Calling out China’s cyber hacking to protect America’s
Intellectual Property was long overdue

By A.D. Amar, Ph.D.

On July 19, 2021, the Biden Administration, in conjunction with Japan, Canada, Germany and other European countries, and NATO, formally accused China of cyber attack on Microsoft Exchange. In San Diego, CA, a federal grand jury indicted four Chinese nationals and residents for hacking into dozens of universities, companies, and government entities. According to the Homeland Security, this happened between 2011 and 2018 in the USA and other countries.
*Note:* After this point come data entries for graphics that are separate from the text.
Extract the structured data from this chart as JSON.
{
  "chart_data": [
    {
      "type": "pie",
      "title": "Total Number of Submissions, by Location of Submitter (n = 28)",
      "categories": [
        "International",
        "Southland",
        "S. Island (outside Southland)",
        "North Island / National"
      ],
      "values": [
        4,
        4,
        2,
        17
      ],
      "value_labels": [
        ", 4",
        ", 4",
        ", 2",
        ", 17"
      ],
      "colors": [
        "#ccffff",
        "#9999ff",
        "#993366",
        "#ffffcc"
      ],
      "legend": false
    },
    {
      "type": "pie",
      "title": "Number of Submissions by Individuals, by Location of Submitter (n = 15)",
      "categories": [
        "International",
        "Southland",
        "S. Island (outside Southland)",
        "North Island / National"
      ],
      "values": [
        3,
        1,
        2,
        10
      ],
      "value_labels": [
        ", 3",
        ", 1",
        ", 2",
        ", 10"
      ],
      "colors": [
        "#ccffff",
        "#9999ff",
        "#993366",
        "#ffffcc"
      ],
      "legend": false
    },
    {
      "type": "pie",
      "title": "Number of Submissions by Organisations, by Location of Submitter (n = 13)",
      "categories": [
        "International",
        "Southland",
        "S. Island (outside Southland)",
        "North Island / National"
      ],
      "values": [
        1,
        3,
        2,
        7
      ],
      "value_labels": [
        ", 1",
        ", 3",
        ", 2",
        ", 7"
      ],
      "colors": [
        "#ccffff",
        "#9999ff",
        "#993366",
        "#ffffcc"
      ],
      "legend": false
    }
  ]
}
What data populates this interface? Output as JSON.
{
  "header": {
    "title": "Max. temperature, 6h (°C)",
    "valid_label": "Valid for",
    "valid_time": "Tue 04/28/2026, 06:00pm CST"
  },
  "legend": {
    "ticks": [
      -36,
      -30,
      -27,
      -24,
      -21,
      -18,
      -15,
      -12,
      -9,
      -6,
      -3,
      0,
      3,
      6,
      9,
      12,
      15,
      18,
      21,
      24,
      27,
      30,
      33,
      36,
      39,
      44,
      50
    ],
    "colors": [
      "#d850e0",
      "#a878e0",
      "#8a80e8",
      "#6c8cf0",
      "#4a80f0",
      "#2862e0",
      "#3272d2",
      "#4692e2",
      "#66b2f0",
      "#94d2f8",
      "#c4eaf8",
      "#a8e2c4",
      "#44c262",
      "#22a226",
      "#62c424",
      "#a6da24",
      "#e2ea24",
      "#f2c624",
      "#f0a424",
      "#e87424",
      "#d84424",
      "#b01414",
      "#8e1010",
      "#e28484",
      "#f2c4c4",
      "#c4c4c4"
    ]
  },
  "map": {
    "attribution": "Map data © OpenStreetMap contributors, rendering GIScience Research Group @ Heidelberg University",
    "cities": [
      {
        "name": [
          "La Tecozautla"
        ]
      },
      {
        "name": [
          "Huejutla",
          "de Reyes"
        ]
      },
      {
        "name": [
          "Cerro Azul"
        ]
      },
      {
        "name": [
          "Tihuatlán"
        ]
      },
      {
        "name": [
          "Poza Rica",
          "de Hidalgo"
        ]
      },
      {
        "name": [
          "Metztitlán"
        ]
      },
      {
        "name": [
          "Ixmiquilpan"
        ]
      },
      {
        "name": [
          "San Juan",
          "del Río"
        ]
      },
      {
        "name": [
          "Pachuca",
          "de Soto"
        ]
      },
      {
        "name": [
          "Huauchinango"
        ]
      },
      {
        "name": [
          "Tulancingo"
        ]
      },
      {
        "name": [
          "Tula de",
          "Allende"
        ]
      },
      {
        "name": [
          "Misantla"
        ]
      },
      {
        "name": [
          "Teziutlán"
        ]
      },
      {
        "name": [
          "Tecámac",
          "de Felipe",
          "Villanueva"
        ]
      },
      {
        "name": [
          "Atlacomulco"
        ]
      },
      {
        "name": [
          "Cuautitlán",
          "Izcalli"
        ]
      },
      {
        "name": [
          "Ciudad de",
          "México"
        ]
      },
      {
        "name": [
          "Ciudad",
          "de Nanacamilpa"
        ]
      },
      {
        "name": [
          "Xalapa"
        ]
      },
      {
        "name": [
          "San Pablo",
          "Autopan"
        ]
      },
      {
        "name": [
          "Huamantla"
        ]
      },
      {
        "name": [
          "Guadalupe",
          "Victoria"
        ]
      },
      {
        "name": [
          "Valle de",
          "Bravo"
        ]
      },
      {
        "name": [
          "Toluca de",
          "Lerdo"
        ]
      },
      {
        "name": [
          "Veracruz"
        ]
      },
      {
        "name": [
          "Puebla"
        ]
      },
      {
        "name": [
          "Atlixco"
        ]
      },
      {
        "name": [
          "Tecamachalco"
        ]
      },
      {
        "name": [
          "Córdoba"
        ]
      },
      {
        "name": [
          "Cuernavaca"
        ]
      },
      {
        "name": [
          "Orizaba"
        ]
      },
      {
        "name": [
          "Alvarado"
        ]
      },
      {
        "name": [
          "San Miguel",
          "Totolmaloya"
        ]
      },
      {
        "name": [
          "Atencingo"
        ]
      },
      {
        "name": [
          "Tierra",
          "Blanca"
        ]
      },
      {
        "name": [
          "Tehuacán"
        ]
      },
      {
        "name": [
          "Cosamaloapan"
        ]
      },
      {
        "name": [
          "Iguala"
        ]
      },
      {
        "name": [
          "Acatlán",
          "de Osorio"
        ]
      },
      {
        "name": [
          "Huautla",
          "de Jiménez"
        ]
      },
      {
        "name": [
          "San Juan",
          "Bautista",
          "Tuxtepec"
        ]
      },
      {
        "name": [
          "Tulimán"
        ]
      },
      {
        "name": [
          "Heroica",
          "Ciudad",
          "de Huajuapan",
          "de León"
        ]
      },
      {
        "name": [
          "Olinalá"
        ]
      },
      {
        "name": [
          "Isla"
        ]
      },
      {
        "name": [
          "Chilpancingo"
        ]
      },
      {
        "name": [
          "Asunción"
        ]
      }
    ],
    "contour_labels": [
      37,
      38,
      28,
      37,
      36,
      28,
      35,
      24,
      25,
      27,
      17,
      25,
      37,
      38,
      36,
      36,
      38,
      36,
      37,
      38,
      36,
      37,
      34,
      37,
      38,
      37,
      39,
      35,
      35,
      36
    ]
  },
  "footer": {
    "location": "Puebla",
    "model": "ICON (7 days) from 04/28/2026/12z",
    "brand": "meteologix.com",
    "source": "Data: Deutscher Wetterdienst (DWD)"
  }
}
America had known of the hacking of its computers by China far before this period of the indictment. But it lacked the courage in the evidence to challenge China and succeed. From 2000 onwards, America got distracted because of 9-11 and other issues around the world due to which it could not confront China.

However, in 2013, when President Obama was fully ready to take up the cyber theft of American corporate intellectual property with President Xi Jinping, with all the proofs charging Chinese ministries for hacking, during their summit in California, China upstaged America by bringing Edward Snowden on the stage in Hong Kong who had solid evidence attacking NSA and the White House in the surveillance of global allies, such as Angela Merkel. President Obama met with President Xi but did not gather the courage to bring up the matter.

The actual period during which China has been engaging in hacking is much longer. A Spanish adage, which circulates among the technology and innovation professionals, states that “Well stolen is half-done.” In its spirit, this adage guides the modus operandi of a large number of companies in the world. They scan whatever is in public domain to take away the useful information and, then, some also use cyber espionage to steal intellectual property from their competitors, government agencies, universities, and from all those who possess or are in custody of the intellect of value to them. The limit of these cyber pirates of the intellectual property would mostly be their budget or resources for the purpose because the probability of being caught and punished is quite low and of long-term loss extremely low.

However, this adage would not apply anywhere more appropriately than in the case of the People’s Republic of China where, because of the ownership and governance regulation, mostly, the country and the companies are the same thing. There is no boundary between them. China is like a multi-trillion-dollar conglomerate that has an endless budget and endless human resources for the purpose. This is how it has achieved development at such a high speed, and in many cases, has surpassed the western world – those who had been the originators of the technologies.

The above is true for the areas of artificial intelligence (AI), quantum computing, and movements at hypersonic speed—five times the supersonic speed. These have resulted in Chinese global leadership in drone technology, infrastructure, advanced manufacturing, hypersonic speed vehicles—UAP (Unidentified Aerial Phenomena) and communication technology. Because of these developments, if there were to be a war in the future, based on the technology in the Chinese possession, it would have a great advantage against the West and would be able to better and faster design, manufacture, and deliver the war weapons, such as the missiles, at the hypersonic speed.

These developments have left America and other democracies in the dust in these and many other areas of technologies which are based on the scientific facts that had been discovered, developed, and advanced somewhere outside China. Because now China has surpassed the West, it is less dependent on the West for them and wants to protect what it has developed. Therefore, it advocates the need for intellectual property protection, respect for the rights of inventors and patent holders, and an orderly, respectful behavior globally. Nevertheless, the West has to make sure that it protects itself and other nations from cyber hacking.

The author is Professor of Management, Stillman School of Business, Seton Hall University, South Orange, NJ.